Now, this is not to say that all your private methods can be a rats' nest. That's on you. But my experience is that once you let the concept of modularity take over, you will have an explosion of methods, but it won't be "messy".
Another aspect of this is borne out in the PP article's discussion of the Law of Demeter. I will sacrifce multitudes of dinky-ass methods to acheive minimal coupling ANYDAY.
Cohesion
Actually, I have to admit that I'm not sure I understand what the author means by "the unification of methods and data." Seriously. I've thought long and hard on it. Does he mean the unification of methods and data in a single class? If that is what is meant, then I suppose I am an OO heretic.
Andy said:
I will sacrifce multitudes of dinky-ass methods to acheive minimal coupling ANYDAY.
Dinky-ass methods are often very very useful and not just for the minimization of coupling but to make the code readable, easily maintainable, and to always make the intent of the developer clear.
I would add to this that I also happily create multitudes of dinky-ass classes to achieve cohesive code. In my invoice app (yes, this is a real app I've done a lot of work on) I've got classes called InvoiceStorer (540 lines), InvoiceReconciler (322 lines), InvoiceReleaser (333 lines), InvoiceSearcher (166 lines), InvoiceDAO (a mere 59 lines), plus about 20 "rule" classes that are used by InvoiceReconciler in a true command pattern. In addition there are various other support classes without Invoice in the name, PriceSearcher, for one, that are used by the invoice app.
Were I to have the Invoice "know" how to do all of these things, I would have a very smart invoice, but I would also have one great big messy class file.
Cohesion, in this case, is achieved (well, attempted, anyway) by creating a number of classes, each focused on a subset of invoice functionality. I'm not sure I could see an advantage to boxing up all of this functionality in Invoice. Perhaps this is not what anyone's saying I should do, but perhaps it is.
Yes, all of these classes are tightly coupled to the structure of my Invoice class. But even if we packed all the code in these classes into the Invoice class, the coupling would in essence be there. It wouldn't go outside of the Invoice class, true. But all of the code would still have to be modified in exactly the same way no matter where it happened to live. Thus, I'd argue that any lack of coupling achieved is window dressing only.


Comments on ThingDoer
The concept of ThingDoer may be one level overgeneral. What I would like to see is customerAndOrder2Invoice.

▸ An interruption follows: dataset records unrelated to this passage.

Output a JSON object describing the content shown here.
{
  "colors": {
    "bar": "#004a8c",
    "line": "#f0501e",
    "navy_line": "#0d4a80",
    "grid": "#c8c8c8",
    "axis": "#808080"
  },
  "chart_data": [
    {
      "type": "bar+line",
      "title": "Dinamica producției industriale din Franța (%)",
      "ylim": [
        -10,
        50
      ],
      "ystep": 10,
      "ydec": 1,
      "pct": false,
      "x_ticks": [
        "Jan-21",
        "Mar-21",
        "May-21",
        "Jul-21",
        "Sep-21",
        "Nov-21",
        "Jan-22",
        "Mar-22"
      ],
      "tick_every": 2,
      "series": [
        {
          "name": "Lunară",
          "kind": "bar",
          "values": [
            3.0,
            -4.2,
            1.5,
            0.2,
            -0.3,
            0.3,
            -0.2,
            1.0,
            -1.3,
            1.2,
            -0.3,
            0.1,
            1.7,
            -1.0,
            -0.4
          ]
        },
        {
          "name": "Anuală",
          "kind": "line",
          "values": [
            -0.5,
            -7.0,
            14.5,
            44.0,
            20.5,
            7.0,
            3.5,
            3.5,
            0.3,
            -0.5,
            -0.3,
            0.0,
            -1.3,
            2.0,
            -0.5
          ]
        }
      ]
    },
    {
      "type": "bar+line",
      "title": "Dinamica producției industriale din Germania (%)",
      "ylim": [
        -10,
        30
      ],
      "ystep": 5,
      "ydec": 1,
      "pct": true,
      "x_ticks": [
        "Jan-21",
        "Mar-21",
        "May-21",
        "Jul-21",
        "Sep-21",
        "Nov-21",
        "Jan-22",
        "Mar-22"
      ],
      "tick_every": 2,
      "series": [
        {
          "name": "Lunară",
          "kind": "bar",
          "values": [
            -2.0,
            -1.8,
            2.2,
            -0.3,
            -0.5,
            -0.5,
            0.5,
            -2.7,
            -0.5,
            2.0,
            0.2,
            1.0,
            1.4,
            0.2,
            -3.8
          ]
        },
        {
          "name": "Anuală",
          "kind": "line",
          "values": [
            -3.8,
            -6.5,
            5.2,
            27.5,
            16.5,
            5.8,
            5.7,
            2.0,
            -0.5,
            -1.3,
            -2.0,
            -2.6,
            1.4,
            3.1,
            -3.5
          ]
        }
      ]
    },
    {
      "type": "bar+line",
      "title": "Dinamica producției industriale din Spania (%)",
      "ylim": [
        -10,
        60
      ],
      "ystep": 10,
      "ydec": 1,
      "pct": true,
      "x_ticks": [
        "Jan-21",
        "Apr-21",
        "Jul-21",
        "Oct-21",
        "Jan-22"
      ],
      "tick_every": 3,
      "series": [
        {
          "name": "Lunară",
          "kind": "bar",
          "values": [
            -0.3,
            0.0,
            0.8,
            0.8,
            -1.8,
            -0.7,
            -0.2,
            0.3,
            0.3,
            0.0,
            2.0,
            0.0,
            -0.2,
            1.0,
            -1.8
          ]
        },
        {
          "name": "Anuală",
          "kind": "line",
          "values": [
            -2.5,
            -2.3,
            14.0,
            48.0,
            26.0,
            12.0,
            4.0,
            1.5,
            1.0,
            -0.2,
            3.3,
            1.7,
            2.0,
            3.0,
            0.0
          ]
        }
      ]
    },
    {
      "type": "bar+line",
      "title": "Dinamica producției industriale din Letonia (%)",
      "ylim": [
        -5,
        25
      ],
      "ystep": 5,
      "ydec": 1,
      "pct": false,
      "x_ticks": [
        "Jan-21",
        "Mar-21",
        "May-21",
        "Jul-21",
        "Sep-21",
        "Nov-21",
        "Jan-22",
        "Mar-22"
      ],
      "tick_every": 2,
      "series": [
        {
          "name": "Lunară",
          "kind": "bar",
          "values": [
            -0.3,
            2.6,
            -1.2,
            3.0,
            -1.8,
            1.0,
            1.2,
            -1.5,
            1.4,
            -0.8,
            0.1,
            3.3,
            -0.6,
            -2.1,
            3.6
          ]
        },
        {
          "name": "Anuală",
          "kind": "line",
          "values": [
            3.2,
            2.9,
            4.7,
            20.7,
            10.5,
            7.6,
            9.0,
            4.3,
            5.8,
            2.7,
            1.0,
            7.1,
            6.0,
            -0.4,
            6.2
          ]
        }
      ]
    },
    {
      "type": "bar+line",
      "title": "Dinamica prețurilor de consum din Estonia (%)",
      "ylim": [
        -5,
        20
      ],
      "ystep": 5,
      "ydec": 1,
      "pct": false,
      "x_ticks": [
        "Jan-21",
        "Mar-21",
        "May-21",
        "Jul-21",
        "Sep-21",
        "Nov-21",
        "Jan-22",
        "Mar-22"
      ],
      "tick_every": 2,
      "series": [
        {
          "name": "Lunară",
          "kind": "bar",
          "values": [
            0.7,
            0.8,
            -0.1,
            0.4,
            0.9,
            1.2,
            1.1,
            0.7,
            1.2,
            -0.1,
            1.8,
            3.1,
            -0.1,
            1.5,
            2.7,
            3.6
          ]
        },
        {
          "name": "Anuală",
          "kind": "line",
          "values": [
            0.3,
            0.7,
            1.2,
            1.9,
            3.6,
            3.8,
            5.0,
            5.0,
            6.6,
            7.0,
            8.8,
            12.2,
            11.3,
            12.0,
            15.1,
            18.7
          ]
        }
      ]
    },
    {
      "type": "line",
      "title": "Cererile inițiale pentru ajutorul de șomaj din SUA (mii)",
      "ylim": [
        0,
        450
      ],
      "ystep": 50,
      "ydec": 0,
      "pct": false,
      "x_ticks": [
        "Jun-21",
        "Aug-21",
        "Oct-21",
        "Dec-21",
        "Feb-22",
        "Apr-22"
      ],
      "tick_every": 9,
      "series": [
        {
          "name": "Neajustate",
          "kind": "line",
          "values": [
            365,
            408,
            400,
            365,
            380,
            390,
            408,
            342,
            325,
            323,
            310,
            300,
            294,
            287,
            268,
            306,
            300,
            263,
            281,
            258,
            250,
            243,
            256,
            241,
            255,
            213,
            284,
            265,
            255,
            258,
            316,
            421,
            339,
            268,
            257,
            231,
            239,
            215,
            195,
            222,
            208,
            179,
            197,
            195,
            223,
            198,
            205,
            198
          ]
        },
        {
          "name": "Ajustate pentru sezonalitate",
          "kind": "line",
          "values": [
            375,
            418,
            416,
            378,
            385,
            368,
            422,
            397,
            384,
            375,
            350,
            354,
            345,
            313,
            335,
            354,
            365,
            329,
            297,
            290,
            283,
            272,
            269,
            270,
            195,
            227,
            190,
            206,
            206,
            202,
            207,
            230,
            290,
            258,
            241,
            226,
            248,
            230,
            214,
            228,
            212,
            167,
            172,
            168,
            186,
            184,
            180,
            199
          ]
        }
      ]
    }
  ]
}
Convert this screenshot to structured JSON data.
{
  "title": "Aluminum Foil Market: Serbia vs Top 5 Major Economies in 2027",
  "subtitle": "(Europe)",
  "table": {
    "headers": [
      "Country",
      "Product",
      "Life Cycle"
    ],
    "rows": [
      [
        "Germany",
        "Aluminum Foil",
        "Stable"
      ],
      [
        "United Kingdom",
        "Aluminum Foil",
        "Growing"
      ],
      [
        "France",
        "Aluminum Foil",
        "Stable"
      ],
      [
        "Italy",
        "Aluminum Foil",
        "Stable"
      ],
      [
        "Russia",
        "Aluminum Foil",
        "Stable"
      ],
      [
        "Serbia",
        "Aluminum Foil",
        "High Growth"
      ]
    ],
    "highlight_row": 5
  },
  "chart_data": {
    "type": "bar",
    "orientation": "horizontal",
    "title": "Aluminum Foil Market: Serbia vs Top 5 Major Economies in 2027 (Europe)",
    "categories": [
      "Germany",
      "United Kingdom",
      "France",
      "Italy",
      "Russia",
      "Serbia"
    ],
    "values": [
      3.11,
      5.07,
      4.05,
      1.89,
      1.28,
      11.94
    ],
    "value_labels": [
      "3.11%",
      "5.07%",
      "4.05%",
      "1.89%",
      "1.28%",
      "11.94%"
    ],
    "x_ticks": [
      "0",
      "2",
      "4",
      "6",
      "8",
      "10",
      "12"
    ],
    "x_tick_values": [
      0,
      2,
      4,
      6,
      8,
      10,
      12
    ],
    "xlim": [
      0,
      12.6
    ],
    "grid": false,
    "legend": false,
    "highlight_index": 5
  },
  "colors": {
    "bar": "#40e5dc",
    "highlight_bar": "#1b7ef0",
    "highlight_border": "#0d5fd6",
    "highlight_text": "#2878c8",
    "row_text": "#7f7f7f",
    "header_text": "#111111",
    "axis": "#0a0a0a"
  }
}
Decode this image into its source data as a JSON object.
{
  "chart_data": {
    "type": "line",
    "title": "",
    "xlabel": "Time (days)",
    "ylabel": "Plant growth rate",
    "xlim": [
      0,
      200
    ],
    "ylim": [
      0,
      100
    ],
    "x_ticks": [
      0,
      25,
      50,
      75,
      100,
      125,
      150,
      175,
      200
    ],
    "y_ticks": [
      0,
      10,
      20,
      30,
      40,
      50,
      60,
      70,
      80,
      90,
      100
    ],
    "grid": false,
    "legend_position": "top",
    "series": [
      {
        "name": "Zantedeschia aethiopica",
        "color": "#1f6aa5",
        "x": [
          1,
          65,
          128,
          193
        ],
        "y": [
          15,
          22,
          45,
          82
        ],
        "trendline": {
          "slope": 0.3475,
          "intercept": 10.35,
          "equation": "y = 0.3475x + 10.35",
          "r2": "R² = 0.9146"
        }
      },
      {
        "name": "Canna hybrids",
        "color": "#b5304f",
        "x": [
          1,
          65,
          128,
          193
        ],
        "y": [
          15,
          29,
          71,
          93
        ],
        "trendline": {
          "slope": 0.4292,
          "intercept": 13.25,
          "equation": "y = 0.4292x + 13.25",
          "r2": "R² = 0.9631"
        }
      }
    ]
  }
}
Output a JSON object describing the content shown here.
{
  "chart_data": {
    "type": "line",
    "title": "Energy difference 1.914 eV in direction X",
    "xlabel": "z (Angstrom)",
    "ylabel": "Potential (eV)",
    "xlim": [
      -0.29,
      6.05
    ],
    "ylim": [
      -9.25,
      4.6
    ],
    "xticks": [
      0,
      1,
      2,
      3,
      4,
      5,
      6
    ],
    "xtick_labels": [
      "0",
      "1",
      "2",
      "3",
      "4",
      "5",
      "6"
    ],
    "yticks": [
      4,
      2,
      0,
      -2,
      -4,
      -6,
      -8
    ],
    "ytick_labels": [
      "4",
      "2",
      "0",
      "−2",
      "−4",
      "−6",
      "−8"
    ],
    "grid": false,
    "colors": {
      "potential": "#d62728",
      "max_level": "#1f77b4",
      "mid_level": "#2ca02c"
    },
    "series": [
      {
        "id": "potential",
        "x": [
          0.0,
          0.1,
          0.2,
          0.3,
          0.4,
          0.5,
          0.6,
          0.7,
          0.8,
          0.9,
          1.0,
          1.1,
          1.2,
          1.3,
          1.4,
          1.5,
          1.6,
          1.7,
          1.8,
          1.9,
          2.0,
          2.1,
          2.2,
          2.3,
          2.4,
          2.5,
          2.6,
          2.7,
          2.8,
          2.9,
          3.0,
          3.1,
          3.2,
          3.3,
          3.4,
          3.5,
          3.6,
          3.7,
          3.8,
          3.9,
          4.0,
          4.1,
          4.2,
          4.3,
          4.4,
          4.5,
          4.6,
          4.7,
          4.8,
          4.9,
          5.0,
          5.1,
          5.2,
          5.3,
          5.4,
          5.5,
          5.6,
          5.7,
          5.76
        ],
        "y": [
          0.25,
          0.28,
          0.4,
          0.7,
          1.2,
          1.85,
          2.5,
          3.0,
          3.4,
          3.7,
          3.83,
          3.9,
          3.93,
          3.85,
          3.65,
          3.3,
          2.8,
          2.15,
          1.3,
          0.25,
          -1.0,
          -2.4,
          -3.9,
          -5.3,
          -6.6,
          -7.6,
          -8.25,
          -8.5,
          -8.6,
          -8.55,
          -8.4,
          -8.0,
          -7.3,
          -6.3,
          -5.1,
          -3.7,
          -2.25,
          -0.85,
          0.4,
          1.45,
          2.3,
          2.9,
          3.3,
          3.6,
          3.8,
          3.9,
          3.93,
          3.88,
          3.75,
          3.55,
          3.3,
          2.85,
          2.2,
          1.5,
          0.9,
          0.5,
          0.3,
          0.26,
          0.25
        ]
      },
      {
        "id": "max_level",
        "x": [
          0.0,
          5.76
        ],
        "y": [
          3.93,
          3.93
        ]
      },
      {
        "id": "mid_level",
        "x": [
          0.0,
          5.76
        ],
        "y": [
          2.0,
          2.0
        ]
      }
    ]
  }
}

This is because of the discovery during the structured programming epoch that the "ideal" module's functionality could be expressed in a simple sentence.
createInvoice? From what?
I concur that developers and their managers, because of the fashionability of the adjective "stateless", and, a consequent good/bad moral opposition between stateless (good) and with-state (bad)...in which the manager subconsciously associates state, in module level values, with secrets, presuppositions, agendas and sabotage, tend overuse parameter passing.
The management ideal is that not only code but also coders be "stateless", without history, who will arrive freshly-scrubbed at work ready to find that their cheese has been moved.
This creates a prejudice against your thingDoer because unlike a stateless daemon, it has a soul: its state.
In the methodology in Build Your Own .Net Language and Compiler, I strongly recommend that (1) all module-levels be more or less rhetorically gathered into a single Structure and that (2) business-logic-independent code monitor this state for sanity and conversely insanity where two module-level variables have "impossible values".
Therefore I agree on the value of having a thingDoer. But, if specific instantiations of this pattern have as their name and spec an expression, such as createInvoice, with no input, it is not clear where the Invoice comes from.